Breaking the Divisiveness Pickle

“The Social Dilemma” documentary offers a pithy insiders’ look at social media’s and search engine roles in the ‘divisiveness pickle’ felt by U.S. Americans, to use the baseball term also known as a “rundown” between bases. The false dichotomies in demagogic, agitation propaganda, and partisan narratives make “the pickle” an apt analogy.

The Social Dilemma answers in part the question: would we have so many social divisions when engaging with others in person if social media and internet search social engineering were not core business practices? Or is our division worsened by exposures from overspent human life time online, using isolating devices? The passive, attention-divisive precursor was likely television, with its loud ads. Yet on the internet, we feel more in control and so are more easily deceived. As such, the effects of the personal bubbles of our cars during commutes should have been a preview of how the solitary act of internet surfing might affect our relationships with self and others.

Not only do we find ourselves in a pickle-rundown between the autocrats fighting cyber and information warfare online to influence, divide, and use us, but we are rundown between the real and virtual worlds, dividing our time between virtual and personal experience.

This first division is a dual structural premise that drives multi-tasking, and adds tasks and statuses by which we are providing value for others without understanding how, how much, or whether it is a fair exchange.
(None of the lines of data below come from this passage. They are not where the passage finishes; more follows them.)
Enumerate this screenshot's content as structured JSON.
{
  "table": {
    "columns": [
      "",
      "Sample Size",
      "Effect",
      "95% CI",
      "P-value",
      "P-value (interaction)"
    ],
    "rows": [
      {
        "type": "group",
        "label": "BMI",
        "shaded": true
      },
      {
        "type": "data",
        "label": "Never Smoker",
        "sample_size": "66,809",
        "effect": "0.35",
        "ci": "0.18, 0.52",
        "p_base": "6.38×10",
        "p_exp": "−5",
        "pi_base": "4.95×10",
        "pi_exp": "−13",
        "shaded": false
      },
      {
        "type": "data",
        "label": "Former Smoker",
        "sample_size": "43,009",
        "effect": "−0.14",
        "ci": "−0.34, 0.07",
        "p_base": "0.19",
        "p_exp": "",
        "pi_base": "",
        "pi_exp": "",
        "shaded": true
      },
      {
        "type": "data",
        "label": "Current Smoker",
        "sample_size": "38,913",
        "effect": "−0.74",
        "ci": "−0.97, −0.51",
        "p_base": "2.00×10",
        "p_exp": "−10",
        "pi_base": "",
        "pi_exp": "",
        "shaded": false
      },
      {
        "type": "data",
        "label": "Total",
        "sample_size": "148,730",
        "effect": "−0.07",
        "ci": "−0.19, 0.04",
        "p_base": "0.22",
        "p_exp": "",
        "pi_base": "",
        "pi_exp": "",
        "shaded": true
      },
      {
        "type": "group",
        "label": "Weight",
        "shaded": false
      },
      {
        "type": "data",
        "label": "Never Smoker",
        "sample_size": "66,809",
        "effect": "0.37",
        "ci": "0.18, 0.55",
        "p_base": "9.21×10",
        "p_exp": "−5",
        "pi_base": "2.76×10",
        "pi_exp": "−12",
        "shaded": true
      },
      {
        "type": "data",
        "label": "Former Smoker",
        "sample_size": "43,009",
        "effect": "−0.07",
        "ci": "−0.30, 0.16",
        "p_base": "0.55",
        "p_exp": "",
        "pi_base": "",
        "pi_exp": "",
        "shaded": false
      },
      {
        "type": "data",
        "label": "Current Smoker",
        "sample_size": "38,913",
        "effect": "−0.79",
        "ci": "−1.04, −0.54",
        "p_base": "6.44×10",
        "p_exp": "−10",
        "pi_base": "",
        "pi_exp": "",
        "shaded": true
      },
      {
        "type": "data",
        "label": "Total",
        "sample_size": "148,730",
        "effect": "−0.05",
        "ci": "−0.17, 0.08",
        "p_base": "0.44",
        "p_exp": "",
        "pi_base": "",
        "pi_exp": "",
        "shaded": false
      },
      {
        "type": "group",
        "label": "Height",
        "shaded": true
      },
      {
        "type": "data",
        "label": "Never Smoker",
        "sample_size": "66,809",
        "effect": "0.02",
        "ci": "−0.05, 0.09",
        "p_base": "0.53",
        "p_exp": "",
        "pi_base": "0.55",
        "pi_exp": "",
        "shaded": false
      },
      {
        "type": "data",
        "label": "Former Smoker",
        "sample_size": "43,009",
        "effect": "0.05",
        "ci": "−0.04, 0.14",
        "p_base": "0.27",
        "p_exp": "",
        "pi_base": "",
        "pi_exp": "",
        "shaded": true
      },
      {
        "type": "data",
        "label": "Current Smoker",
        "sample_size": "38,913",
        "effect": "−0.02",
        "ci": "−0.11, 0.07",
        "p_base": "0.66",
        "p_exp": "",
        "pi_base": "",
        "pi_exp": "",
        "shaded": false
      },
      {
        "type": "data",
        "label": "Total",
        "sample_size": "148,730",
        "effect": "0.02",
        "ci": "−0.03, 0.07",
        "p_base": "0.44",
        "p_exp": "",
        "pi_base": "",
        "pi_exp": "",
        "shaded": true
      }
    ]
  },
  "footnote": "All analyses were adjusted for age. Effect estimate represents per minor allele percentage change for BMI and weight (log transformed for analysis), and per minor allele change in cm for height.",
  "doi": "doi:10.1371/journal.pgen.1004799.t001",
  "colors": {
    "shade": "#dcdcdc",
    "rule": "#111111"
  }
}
Arguably, online activity is high-concept, uncompensated, part-unconscious servitude rooted in adhesion contracts that acquire rights to our civil liberties in exchange for speech platforms among others for work, convenience, less costly social connection, and entertainment.

As to who should own the benefits of our activity, recall the related 5th Amendment question of who should own our data, content, original thoughts, and the profits from them.

Foreign adversaries have learned enough about how all of this works and affects U.S. Americans that they have been using the virtual and real worlds to create useful, differentiated silos among us (confirmation bias, distrust, fear, and hardened attitudes) on the baited hook of faux individualism inherent in the internet search. That search premise falsely insinuates to the user: ‘You found it on the internet, so you must have found it by thinking for yourself.’

There are mirages of critical or free thinking inherent in the felt form of freedom to search the unseen order of the internet that is better understood by those with the KSAs to be in the know, as seen in The Social Dilemma. That is not most Americans, and indeed, increasingly consists of non-Americans with work visas (not necessarily a subversive element, yet not necessarily not, either) depending on whether there is autocratic or terrorist leverage with loved ones in their homelands. And so autocracy works to reach beyond its borders to poison the freedom its refugees and emigrants to the USA would otherwise enjoy. With the Oompahs in the story of Willy Wonka, I don’t like the look of it.

It is possible to break a pickle in baseball but more often the runner is run down and tagged out. The odds are against the runner with two basemen who can throw the ball faster than that runner. Yet fortunately, this analogy breaks down.

The analogy breaks down because in the real and virtual pickles, we are a nation of runners. Although we face two or more well funded autocratic basemen, their workforces, and lesser state subs on the bench, we still greatly outnumber them. Without greater awareness, however, it does not matter. Savvy internet actors use the wild west of relatively free and accessible social or business networking media as a weapon of influence (fielding, shaping, and active measures tradecraft). Until U.S. Americans learn how this works in practice, they are vulnerable to constantly changing exploits. 

In the balance of power between still relatively-free, semi-thinking Americans and social engineers from nation states, companies, and non-state groups, the balance is unstable where experts use the majority’s weight against the majority demographic for online control of offline behavior. Add artificial intelligence and the speed of the computing, and we see a tipping-point weapon either for freedom or totalitarianism, depending on how centralized the control of such programs and algorithms is. While A.I. is not the only future factor, it is heavily funded (some unknowingly by you and me).

The U.S.A.’s recent population estimate based on the latest census data is around 332,000,000+/- people. Yet we are victims of our predecessors’ success, which makes us less aware of the implications of it. We take too many luxuries as necessities, and then, as dependencies. When that scares a certain cross-section of Americans susceptible to conspiracy theories, there is even distrust for real and virtual combined dimensions of supply chains, instant communication, efficient resolutions, and automation. These benefits from technology but their excessive central control with few alternatives drives fear among those who read and believe conspiracies and apocalyptic prophecies as applicable to today.

Unfortunately, driven by primal fear, too many careen to some opposite mental extreme assuming that at some point they must become survivalists, collect outsized firearms caches, and take control over their lives by force against others. While there may be a season for that, education and application by hard work can get done efficiently what warfare would waste and self-defeat at massive costs in human loss and suffering.  Obviously, mass extremes weigh against freedom, life, and future thriving. What are some ways out of this?

That is a consultancy topic that Stratpass Corporation is working on, among others. For now, consider the Center for Humane Technology as an informed starting point for reversing the negative effects of technology on human beings. A worthy goal, and good start.